Acho engraçado perceber como as pessoas veem a minha vida, especialmente o meu trabalho, a partir do que publico no Instagram. Ninguém se divertiria ao me acompanhar em reuniões ou ao me ver digitando mensagens e textos para a imprensa por horas, todos os dias. Eu, pelo menos, acho que não. Então, compartilho o que mais me fascina: o que como e bebo, a trabalho ou a lazer, salpicado com vislumbres das histórias ou dos aprendizados que descubro ao conversar com quem trabalha nos restaurantes que frequento. Comer e beber é parte do meu trabalho, mas não é o principal. E, sinceramente, nem é o melhor - as histórias são.
Com algumas tarefas do dia feitas, corri para Pinheiros para ajudar em um evento para apresentar azeites de um de nossos clientes, a Costa d’Oro, a alguns cozinheiros. Era um almoço no Mesa 3 Pastifício, da chef Ana Soares, com vários outros chefs que acompanho há muito tempo. Enquanto servia azeites a todos e atuava como modelo de mão para os vídeos, eu os ouvia falar sobre seus planos para o futuro e sobre as dificuldades de abrir e de manter um restaurante funcionando, a frustração com o que fugia ao seu controle e a diversão com as situações inusitadas do cotidiano. Partes da conversa me davam novas ideias de pauta ou de negócios para meus clientes, que eu anotava no celular para que virassem tarefas depois.
Corri de volta para casa, organizei as ideias que surgiram durante o almoço e segui com o que já havia planejado fazer naquele dia. O tempo me escapou e, quando me dei conta, estava trabalhando fazia 12 horas. Eu realmente preciso retomar o controle da minha vida.

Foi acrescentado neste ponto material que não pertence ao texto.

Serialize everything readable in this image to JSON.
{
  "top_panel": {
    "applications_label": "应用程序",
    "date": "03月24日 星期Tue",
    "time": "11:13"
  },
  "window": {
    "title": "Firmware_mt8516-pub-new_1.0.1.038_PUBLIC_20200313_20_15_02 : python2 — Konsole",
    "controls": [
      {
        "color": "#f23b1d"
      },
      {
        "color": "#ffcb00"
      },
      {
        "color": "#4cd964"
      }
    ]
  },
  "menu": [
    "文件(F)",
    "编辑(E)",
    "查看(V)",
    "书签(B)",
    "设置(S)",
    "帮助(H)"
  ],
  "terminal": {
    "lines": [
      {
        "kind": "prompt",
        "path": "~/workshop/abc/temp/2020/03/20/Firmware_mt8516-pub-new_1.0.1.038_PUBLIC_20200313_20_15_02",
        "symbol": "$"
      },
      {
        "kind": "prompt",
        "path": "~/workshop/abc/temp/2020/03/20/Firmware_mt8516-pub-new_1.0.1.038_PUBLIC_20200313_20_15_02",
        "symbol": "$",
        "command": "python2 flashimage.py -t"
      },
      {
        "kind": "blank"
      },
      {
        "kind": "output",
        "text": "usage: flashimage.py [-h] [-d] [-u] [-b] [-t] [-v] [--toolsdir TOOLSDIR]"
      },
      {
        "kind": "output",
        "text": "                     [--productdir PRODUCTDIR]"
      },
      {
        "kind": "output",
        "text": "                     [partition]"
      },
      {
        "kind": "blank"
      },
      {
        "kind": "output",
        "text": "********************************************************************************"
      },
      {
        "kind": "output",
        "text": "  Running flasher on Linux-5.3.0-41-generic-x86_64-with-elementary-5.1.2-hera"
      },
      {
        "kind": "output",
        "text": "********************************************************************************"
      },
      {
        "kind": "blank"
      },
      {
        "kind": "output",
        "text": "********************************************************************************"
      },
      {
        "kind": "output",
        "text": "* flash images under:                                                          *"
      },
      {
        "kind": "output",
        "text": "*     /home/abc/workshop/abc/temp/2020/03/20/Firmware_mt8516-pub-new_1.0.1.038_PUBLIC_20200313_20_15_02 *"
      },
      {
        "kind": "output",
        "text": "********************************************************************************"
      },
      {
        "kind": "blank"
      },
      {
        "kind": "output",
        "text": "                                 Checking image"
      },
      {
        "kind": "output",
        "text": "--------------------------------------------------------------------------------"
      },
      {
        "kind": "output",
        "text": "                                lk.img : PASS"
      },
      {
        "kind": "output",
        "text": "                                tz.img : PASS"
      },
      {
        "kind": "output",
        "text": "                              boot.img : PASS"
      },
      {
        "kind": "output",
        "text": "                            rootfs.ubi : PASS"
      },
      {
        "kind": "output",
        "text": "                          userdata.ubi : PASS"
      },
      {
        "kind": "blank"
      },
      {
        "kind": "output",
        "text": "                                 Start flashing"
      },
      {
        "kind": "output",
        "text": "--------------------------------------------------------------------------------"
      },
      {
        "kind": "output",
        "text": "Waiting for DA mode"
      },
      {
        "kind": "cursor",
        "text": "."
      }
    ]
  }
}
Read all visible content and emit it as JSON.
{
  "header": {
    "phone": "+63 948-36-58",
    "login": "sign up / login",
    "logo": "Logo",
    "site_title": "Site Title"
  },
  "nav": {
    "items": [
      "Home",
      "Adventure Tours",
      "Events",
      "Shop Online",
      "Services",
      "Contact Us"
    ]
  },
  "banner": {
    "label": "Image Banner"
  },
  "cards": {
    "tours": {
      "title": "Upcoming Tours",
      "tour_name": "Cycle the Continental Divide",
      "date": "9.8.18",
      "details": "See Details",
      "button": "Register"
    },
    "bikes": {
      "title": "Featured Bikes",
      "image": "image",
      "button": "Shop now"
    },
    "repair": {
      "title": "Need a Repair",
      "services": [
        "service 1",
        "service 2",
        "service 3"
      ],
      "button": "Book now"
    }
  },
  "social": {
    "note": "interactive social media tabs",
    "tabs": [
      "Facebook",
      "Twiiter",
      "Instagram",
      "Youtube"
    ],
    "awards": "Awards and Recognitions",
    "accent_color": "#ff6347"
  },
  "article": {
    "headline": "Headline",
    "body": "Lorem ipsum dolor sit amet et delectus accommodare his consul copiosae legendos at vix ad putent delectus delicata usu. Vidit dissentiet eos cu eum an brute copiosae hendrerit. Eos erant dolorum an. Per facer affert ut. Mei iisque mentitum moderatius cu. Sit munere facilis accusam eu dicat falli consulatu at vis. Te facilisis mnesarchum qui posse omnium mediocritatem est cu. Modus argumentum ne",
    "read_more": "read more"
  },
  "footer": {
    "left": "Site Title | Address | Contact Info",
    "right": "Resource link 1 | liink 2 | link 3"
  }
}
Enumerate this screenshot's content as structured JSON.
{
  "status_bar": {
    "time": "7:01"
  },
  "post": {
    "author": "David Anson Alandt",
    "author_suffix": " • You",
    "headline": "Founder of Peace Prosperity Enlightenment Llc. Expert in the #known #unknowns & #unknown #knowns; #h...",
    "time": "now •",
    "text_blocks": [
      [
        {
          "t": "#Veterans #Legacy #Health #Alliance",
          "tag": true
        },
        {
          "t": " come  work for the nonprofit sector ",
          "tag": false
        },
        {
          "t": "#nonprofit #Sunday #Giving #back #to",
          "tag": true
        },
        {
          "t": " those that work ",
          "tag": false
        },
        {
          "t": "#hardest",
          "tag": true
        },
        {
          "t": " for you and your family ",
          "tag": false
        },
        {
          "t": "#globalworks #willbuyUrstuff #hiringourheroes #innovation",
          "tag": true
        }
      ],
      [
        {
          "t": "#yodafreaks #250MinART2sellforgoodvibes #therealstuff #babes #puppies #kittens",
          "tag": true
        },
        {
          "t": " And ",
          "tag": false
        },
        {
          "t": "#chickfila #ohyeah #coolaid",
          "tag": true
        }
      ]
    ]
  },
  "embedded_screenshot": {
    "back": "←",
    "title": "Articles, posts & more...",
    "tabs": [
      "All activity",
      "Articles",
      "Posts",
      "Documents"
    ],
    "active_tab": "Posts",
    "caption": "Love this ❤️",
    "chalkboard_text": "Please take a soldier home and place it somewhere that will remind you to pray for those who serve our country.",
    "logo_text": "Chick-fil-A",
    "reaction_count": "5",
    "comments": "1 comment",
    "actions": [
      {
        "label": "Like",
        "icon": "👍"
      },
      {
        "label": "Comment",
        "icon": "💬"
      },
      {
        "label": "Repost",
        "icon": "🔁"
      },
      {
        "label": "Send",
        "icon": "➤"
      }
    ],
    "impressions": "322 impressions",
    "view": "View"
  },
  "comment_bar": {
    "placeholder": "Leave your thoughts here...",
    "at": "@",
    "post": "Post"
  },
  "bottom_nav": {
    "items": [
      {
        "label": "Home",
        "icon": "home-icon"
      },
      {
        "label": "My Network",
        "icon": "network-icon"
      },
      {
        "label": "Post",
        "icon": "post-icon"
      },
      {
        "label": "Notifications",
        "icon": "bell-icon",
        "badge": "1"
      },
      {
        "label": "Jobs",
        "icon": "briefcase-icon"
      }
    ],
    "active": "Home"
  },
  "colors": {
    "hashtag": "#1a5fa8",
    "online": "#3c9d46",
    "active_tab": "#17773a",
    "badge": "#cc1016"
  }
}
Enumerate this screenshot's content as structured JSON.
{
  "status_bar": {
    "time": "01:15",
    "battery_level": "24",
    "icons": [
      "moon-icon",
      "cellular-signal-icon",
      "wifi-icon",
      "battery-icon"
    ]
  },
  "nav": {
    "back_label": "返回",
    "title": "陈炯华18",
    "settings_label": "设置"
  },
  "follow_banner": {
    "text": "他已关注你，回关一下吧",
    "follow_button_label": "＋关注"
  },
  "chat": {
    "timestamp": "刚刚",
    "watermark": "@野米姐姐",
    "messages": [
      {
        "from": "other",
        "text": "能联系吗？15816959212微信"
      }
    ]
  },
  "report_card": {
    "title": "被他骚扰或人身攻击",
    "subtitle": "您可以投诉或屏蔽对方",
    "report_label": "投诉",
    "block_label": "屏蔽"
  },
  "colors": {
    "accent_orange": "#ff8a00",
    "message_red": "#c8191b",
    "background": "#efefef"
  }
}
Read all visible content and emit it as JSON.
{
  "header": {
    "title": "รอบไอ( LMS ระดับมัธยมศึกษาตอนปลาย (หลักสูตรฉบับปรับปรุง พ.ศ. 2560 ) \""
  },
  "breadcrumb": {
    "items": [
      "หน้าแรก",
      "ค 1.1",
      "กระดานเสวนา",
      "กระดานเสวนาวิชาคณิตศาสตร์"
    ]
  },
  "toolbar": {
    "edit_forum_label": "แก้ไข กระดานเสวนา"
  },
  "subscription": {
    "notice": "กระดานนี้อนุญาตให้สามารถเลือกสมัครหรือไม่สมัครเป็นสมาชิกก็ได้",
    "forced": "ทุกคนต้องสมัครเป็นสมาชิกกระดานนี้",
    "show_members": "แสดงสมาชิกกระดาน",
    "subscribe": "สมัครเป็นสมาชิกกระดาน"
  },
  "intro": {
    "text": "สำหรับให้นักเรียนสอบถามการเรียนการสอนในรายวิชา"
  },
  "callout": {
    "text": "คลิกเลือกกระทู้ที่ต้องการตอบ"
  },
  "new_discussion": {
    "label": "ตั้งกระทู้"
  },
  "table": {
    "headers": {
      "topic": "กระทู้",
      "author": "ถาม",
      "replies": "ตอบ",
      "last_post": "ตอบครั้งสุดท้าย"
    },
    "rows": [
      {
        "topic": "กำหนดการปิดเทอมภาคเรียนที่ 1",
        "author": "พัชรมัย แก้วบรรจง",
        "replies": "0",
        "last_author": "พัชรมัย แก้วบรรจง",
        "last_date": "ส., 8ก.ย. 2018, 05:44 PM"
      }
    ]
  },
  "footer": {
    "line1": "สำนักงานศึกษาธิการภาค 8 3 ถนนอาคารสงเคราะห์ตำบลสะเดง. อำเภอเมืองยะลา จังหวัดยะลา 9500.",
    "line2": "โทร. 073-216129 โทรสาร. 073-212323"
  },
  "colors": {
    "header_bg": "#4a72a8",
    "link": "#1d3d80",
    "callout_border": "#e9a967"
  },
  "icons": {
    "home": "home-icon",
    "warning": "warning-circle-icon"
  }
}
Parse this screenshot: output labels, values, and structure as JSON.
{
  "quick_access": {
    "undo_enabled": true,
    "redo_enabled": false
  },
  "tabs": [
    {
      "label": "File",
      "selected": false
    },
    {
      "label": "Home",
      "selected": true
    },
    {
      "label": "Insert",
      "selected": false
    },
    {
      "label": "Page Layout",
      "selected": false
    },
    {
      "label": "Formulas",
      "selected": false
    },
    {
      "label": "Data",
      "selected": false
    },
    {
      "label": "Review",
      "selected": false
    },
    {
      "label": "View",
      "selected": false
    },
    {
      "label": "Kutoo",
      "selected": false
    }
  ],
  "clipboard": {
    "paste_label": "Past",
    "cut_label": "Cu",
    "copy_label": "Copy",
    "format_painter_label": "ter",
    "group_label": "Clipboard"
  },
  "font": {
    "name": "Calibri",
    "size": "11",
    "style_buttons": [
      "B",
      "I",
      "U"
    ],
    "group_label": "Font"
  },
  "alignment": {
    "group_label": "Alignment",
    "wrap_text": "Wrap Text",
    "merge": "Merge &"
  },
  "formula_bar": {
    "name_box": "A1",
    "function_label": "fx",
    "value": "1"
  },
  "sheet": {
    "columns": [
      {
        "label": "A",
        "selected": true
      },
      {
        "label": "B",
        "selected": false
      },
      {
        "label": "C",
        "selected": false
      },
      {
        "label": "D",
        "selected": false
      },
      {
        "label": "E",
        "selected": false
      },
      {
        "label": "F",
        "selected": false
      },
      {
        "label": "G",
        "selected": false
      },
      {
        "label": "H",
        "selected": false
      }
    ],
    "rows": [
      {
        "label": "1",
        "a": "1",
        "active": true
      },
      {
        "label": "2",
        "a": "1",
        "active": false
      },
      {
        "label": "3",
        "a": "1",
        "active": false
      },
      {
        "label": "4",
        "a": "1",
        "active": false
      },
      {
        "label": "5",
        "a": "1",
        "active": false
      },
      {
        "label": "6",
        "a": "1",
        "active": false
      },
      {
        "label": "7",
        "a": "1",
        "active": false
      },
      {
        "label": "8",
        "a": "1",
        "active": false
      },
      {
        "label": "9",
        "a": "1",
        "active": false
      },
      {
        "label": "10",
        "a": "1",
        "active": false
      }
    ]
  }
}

Na terça-feira, percebi assim que acordei que seria melhor ficar sozinha. Eu ainda estava cansada, mal-humorada, e nem a perspectiva de trabalhar com meus amigos no escritório me animava. Contrariando o que sentia, fui mesmo assim e as duas primeiras horas de trabalho já foram tão cheias de problemas que comecei a chorar. E, por algum tempo, não consegui parar. Quando finalmente me acalmei, minhas amigas me levaram para comer um doce. Fomos até a confeitaria da Luiza Lafer, onde vi um bolo lindo de limão com coco. Quando pedi, porém, a atendente me disse que estavam montando uma encomenda grande, que levaria quase todos os bolos da vitrine. Sobraria um ou outro sabor, deliciosos, eu sei, mas não eram o que eu queria.
É, não era o meu dia.
Por sorte, a confeitaria da Vivianne Wakuda também fica perto do escritório. Ir a essa confeitaria é sempre nostálgico para mim. Lembro que eu ia com minha mãe à pequena casa colorida que a Vivianne ocupava no bairro da Liberdade e ficava na fila por horas, às vezes, só para comer a choux de baunilha que ela vendia em alguns finais de semana. Comemorei quando ela abriu a loja em Moema, mais perto de onde eu morava, e experimentava novos doces a cada visita. Quando ela se mudou para Pinheiros, fiquei um pouco frustrada - por que essa concentração toda de lugares gostosos em um mesmo bairro? -, mas pelo menos a agência fica perto o suficiente para eu comer os doces de que tanto gosto de vez em quando.
Chegando lá, como sempre, queria pedir tudo, mas escolhi uma fatia do triplo chocolate, bolo feito com uma massa de chocolate amanteigada, recheada com mousse de chocolate meio amargo e coberta com chantilly de chocolate, e um café para acompanhar. Também roubei um pedacinho da choux de creme de mascarpone e calda de goiabada das minhas amigas e, entre pequenas mordidas, goles e risadas, comecei a me sentir melhor. Na volta, levei uma mini choux de baunilha comigo, em homenagem à nossa história, mas também para o caso de uma nova emergência.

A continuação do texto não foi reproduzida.